Why Greinke Will Win the Cy Young (No, Seriously)
Donald “Zack” Greinke will win the 2012 NL Cy Young Award.
- His numbers in 2011 were solid despite a deceptive ERA.
- He pitches in the NL Central. Now, I’m not saying it’s a soft division, but even 47 year Jose Canseco wants a crack at it.
- Zack, and Brewers fans everywhere, won’t be tortured with watching career futility man Y. Betancourt boot the ball around the infield anymore.
- He’s 28 years old and in a contract season.
Hopefully the Crew locks him up to a team friendly deal comparable to Jered Weaver’s before Opening Day. Unfortunately, I don’t see that happening. Add it all up and you have a season that will look more like the historic 2009 Cy Young season then his enigmatic 2010 and 2011 seasons.
Let’s take a closer look at his 2011 numbers. Greinke finished first in the MLB in K/9 (10.54), xFIP1 (2.56) and SIERRA2 (2.66). (h/t Kyle Davis) In fact, Zack’s MLB best 10.54 K/9 ranks among the best strikeout rates seen in the past 20 years. Assuming Zack stays off the basketball court this spring, his 2012 numbers should resemble these impressive 2011 second half numbers: 9-3 record, 2.59 ERA, 1.16 WHIP, and 102 strikeouts. Only Roy Halladay and Clayton Kershaw had comparable numbers last year.
The comprehensive 2012 ZiPS projections put Greinke at 16 Wins, 199 IP, 2.98 ERA, and 224 K’s. These projections seem meager when considering reigning CY Young winner Clayton Kershaw won the pitching Triple Crown last season with 21 Wins, a 2.28 ERA, and 248 K’s, plus he is going into his age 24 season. However, in a WAR between Greinke and Kershaw, Greinke wins. (Greinke in 2009 = 9.3 wins above replacement; Kershaw in 2011: 6.8 WAR.) If you could have one NL starting pitcher for a must win game, most would still choose Roy Halladay. That said, Halladay turns 35 in May, and can he really win the Cy Young after the massive workload he ‘s piled up over the years? Ditto for Cliff Lee and Yovani Gallardo; Lee turns 34 in August and has averaged 225 IP the past 3 seasons. Tom Verducci cited Gallardo’s playoff push as reason to be concerned for possible injury this year. Fortunately for Zack, he is in the prime age of 28 and in a contract year. Considering the large discrepancy in performance between his 2009 Cy Young season and 2010 numbers, there seems to be a lot to prove; is he the dominant ace from ’09, or the above-average starter he was in 2010 and 2011. Knowing what we know about Zack, which is very little, I get the feeling he is going to do everything to boost that open market value.

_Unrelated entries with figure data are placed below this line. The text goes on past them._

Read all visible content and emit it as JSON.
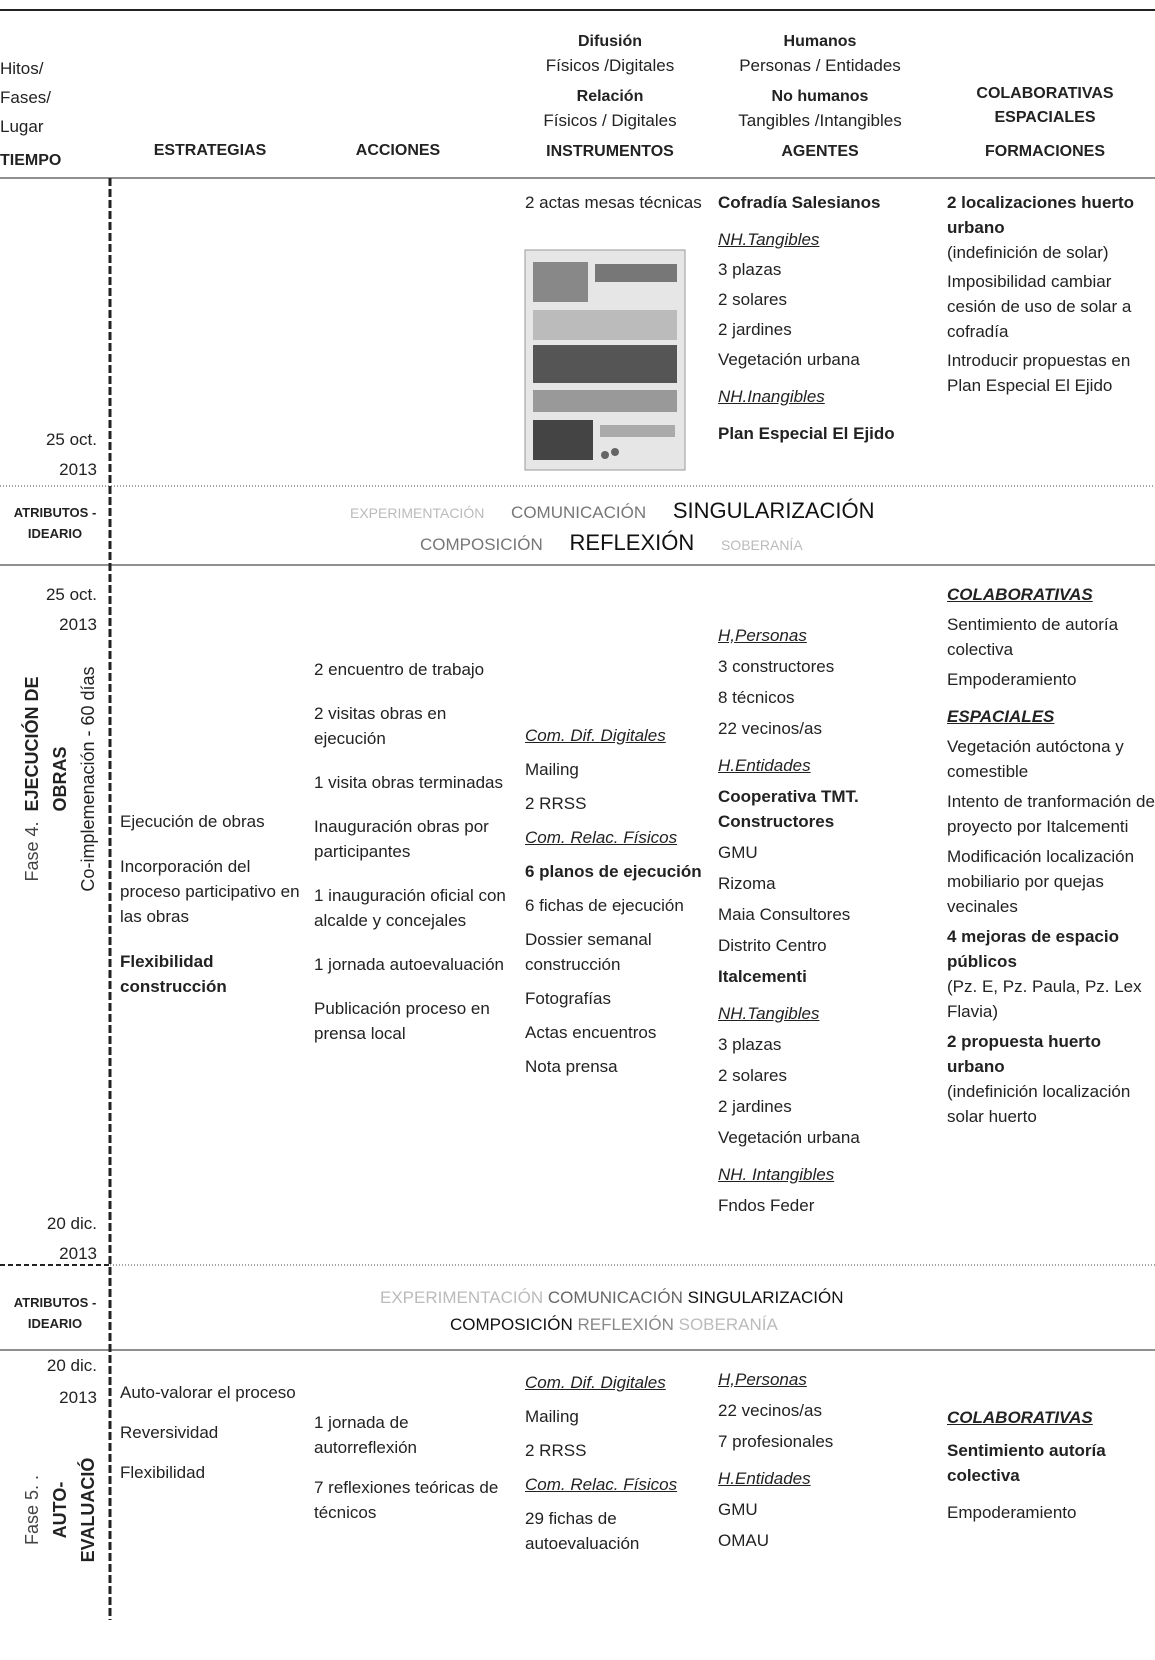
{
  "header": {
    "time": [
      "Hitos/",
      "Fases/",
      "Lugar",
      "TIEMPO"
    ],
    "strategies": "ESTRATEGIAS",
    "actions": "ACCIONES",
    "instruments": [
      "Difusión",
      "Físicos /Digitales",
      "Relación",
      "Físicos / Digitales",
      "INSTRUMENTOS"
    ],
    "agents": [
      "Humanos",
      "Personas / Entidades",
      "No humanos",
      "Tangibles /Intangibles",
      "AGENTES"
    ],
    "formations": [
      "COLABORATIVAS",
      "ESPACIALES",
      "FORMACIONES"
    ]
  },
  "rows": [
    {
      "time": [
        "25 oct.",
        "2013"
      ],
      "instruments": [
        "2 actas mesas técnicas"
      ],
      "agents": [
        "Cofradía Salesianos",
        "NH.Tangibles",
        "3 plazas",
        "2 solares",
        "2 jardines",
        "Vegetación urbana",
        "NH.Inangibles",
        "Plan Especial El Ejido"
      ],
      "formations": [
        "2 localizaciones huerto urbano",
        "(indefinición de solar)",
        "Imposibilidad cambiar cesión de uso de solar a cofradía",
        "Introducir propuestas en Plan Especial El Ejido"
      ]
    },
    {
      "label": [
        "ATRIBUTOS -",
        "IDEARIO"
      ],
      "words": [
        "EXPERIMENTACIÓN",
        "COMUNICACIÓN",
        "SINGULARIZACIÓN",
        "COMPOSICIÓN",
        "REFLEXIÓN",
        "SOBERANÍA"
      ]
    },
    {
      "time_start": [
        "25 oct.",
        "2013"
      ],
      "time_end": [
        "20 dic.",
        "2013"
      ],
      "phase": [
        "Fase 4.",
        "EJECUCIÓN DE",
        "OBRAS",
        "Co-implemenación - 60 días"
      ],
      "strategies": [
        "Ejecución de obras",
        "Incorporación del proceso participativo en las obras",
        "Flexibilidad construcción"
      ],
      "actions": [
        "2 encuentro de trabajo",
        "2 visitas obras en ejecución",
        "1 visita obras terminadas",
        "Inauguración obras por participantes",
        "1 inauguración oficial con alcalde y concejales",
        "1 jornada autoevaluación",
        "Publicación proceso en prensa local"
      ],
      "instruments": [
        "Com. Dif. Digitales",
        "Mailing",
        "2 RRSS",
        "Com. Relac. Físicos",
        "6 planos de ejecución",
        "6 fichas de ejecución",
        "Dossier semanal construcción",
        "Fotografías",
        "Actas encuentros",
        "Nota prensa"
      ],
      "agents": [
        "H,Personas",
        "3 constructores",
        "8 técnicos",
        "22 vecinos/as",
        "H.Entidades",
        "Cooperativa TMT. Constructores",
        "GMU",
        "Rizoma",
        "Maia Consultores",
        "Distrito Centro",
        "Italcementi",
        "NH.Tangibles",
        "3 plazas",
        "2 solares",
        "2 jardines",
        "Vegetación urbana",
        "NH. Intangibles",
        "Fndos Feder"
      ],
      "formations": [
        "COLABORATIVAS",
        "Sentimiento de autoría colectiva",
        "Empoderamiento",
        "ESPACIALES",
        "Vegetación autóctona y comestible",
        "Intento de tranformación de proyecto por Italcementi",
        "Modificación localización mobiliario por quejas vecinales",
        "4 mejoras de espacio públicos",
        "(Pz. E, Pz. Paula, Pz. Lex Flavia)",
        "2 propuesta huerto urbano",
        "(indefinición localización solar huerto"
      ]
    },
    {
      "label": [
        "ATRIBUTOS -",
        "IDEARIO"
      ],
      "words": [
        "EXPERIMENTACIÓN",
        "COMUNICACIÓN",
        "SINGULARIZACIÓN",
        "COMPOSICIÓN",
        "REFLEXIÓN",
        "SOBERANÍA"
      ]
    },
    {
      "time_start": [
        "20 dic.",
        "2013"
      ],
      "phase": [
        "Fase 5. .",
        "AUTO-",
        "EVALUACIÓ"
      ],
      "strategies": [
        "Auto-valorar el proceso",
        "Reversividad",
        "Flexibilidad"
      ],
      "actions": [
        "1 jornada de autorreflexión",
        "7 reflexiones teóricas de técnicos"
      ],
      "instruments": [
        "Com. Dif. Digitales",
        "Mailing",
        "2 RRSS",
        "Com. Relac. Físicos",
        "29 fichas de autoevaluación"
      ],
      "agents": [
        "H,Personas",
        "22 vecinos/as",
        "7 profesionales",
        "H.Entidades",
        "GMU",
        "OMAU"
      ],
      "formations": [
        "COLABORATIVAS",
        "Sentimiento autoría colectiva",
        "Empoderamiento"
      ]
    }
  ]
}
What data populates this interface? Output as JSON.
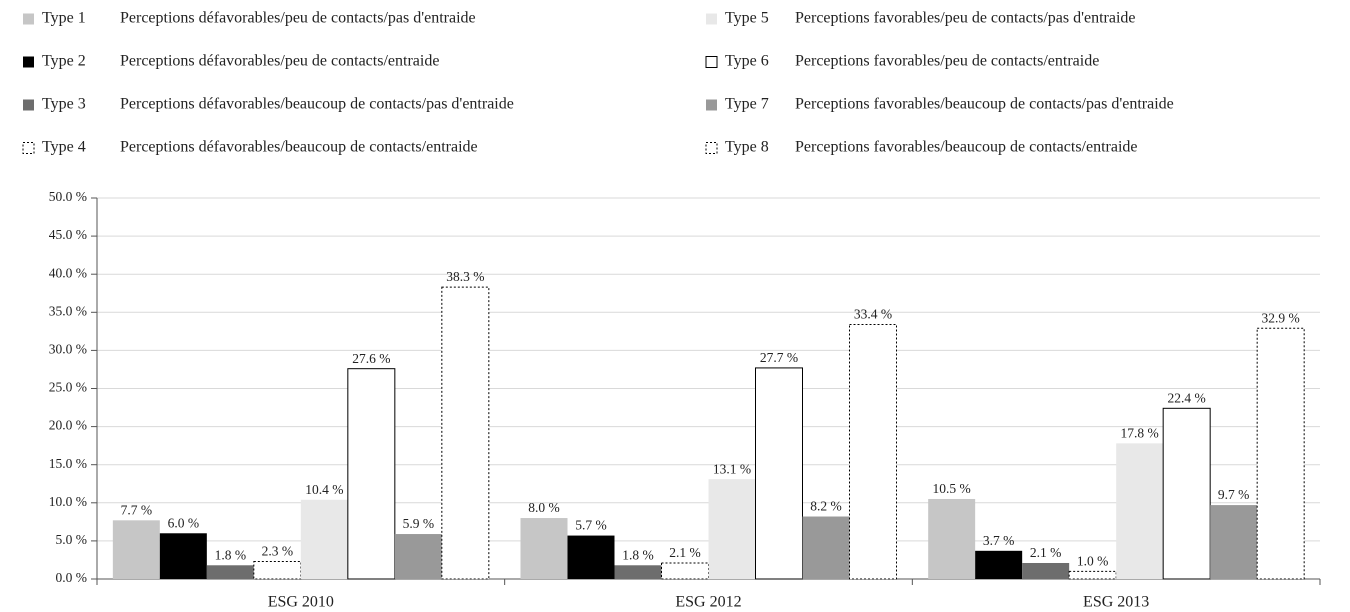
{
  "chart_data": {
    "type": "bar",
    "categories": [
      "ESG 2010",
      "ESG 2012",
      "ESG 2013"
    ],
    "series": [
      {
        "name": "Type 1",
        "label": "Perceptions défavorables/peu de contacts/pas d'entraide",
        "color": "#c6c6c6",
        "outline": "none",
        "values": [
          7.7,
          8.0,
          10.5
        ],
        "value_labels": [
          "7.7 %",
          "8.0 %",
          "10.5 %"
        ]
      },
      {
        "name": "Type 2",
        "label": "Perceptions défavorables/peu de contacts/entraide",
        "color": "#000000",
        "outline": "none",
        "values": [
          6.0,
          5.7,
          3.7
        ],
        "value_labels": [
          "6.0 %",
          "5.7 %",
          "3.7 %"
        ]
      },
      {
        "name": "Type 3",
        "label": "Perceptions défavorables/beaucoup de contacts/pas d'entraide",
        "color": "#6d6d6d",
        "outline": "none",
        "values": [
          1.8,
          1.8,
          2.1
        ],
        "value_labels": [
          "1.8 %",
          "1.8 %",
          "2.1 %"
        ]
      },
      {
        "name": "Type 4",
        "label": "Perceptions défavorables/beaucoup de contacts/entraide",
        "color": "#ffffff",
        "outline": "dotted",
        "values": [
          2.3,
          2.1,
          1.0
        ],
        "value_labels": [
          "2.3 %",
          "2.1 %",
          "1.0 %"
        ]
      },
      {
        "name": "Type 5",
        "label": "Perceptions favorables/peu de contacts/pas d'entraide",
        "color": "#e8e8e8",
        "outline": "none",
        "values": [
          10.4,
          13.1,
          17.8
        ],
        "value_labels": [
          "10.4 %",
          "13.1 %",
          "17.8 %"
        ]
      },
      {
        "name": "Type 6",
        "label": "Perceptions favorables/peu de contacts/entraide",
        "color": "#ffffff",
        "outline": "solid",
        "values": [
          27.6,
          27.7,
          22.4
        ],
        "value_labels": [
          "27.6 %",
          "27.7 %",
          "22.4 %"
        ]
      },
      {
        "name": "Type 7",
        "label": "Perceptions favorables/beaucoup de contacts/pas d'entraide",
        "color": "#999999",
        "outline": "none",
        "values": [
          5.9,
          8.2,
          9.7
        ],
        "value_labels": [
          "5.9 %",
          "8.2 %",
          "9.7 %"
        ]
      },
      {
        "name": "Type 8",
        "label": "Perceptions favorables/beaucoup de contacts/entraide",
        "color": "#ffffff",
        "outline": "dotted",
        "values": [
          38.3,
          33.4,
          32.9
        ],
        "value_labels": [
          "38.3 %",
          "33.4 %",
          "32.9 %"
        ]
      }
    ],
    "ylim": [
      0,
      50
    ],
    "yticks": [
      {
        "value": 0,
        "label": "0.0 %"
      },
      {
        "value": 5,
        "label": "5.0 %"
      },
      {
        "value": 10,
        "label": "10.0 %"
      },
      {
        "value": 15,
        "label": "15.0 %"
      },
      {
        "value": 20,
        "label": "20.0 %"
      },
      {
        "value": 25,
        "label": "25.0 %"
      },
      {
        "value": 30,
        "label": "30.0 %"
      },
      {
        "value": 35,
        "label": "35.0 %"
      },
      {
        "value": 40,
        "label": "40.0 %"
      },
      {
        "value": 45,
        "label": "45.0 %"
      },
      {
        "value": 50,
        "label": "50.0 %"
      }
    ],
    "grid": true
  }
}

Lack of star power in the NL central and improved defense behind him should boost Greinke’s Cy Young campaign. With the departure of Albert Pujols, Carlos Pena, and even Yonder Alonso, Zack will have a much easier time keeping that HR rate down. (He can finally pitch around Matt Holliday, who in 12 AB’s against Zack has a .917 SLG and 1.378 OPS. Ouch.) Finally, those poor Royals fans, who could rejoice openly in the streets when Yuniesky was traded, can now bury their heads in sand as they are forced to watch the worst infielder in the history of baseball. (I kid, I kid. Ryan Braun in 2007 had the worst defensive season in history. But seriously, Yuni really sucks.) And luckily for Zack, Fielder won’t be airmailing throws to the backstop anymore. Not that Mat Gamel and Aramis Ramirez will be that much better, but replacing Yuni alone should encourage Greinke to pitch to contact more often, rather than going for the strikeout and driving up his pitch count.
Zack Greinke, in every sense of the word, is as enigmatic as they come. But after this season, we can also call him a 2 time Cy Young Award winner. And hopefully still a Brewer.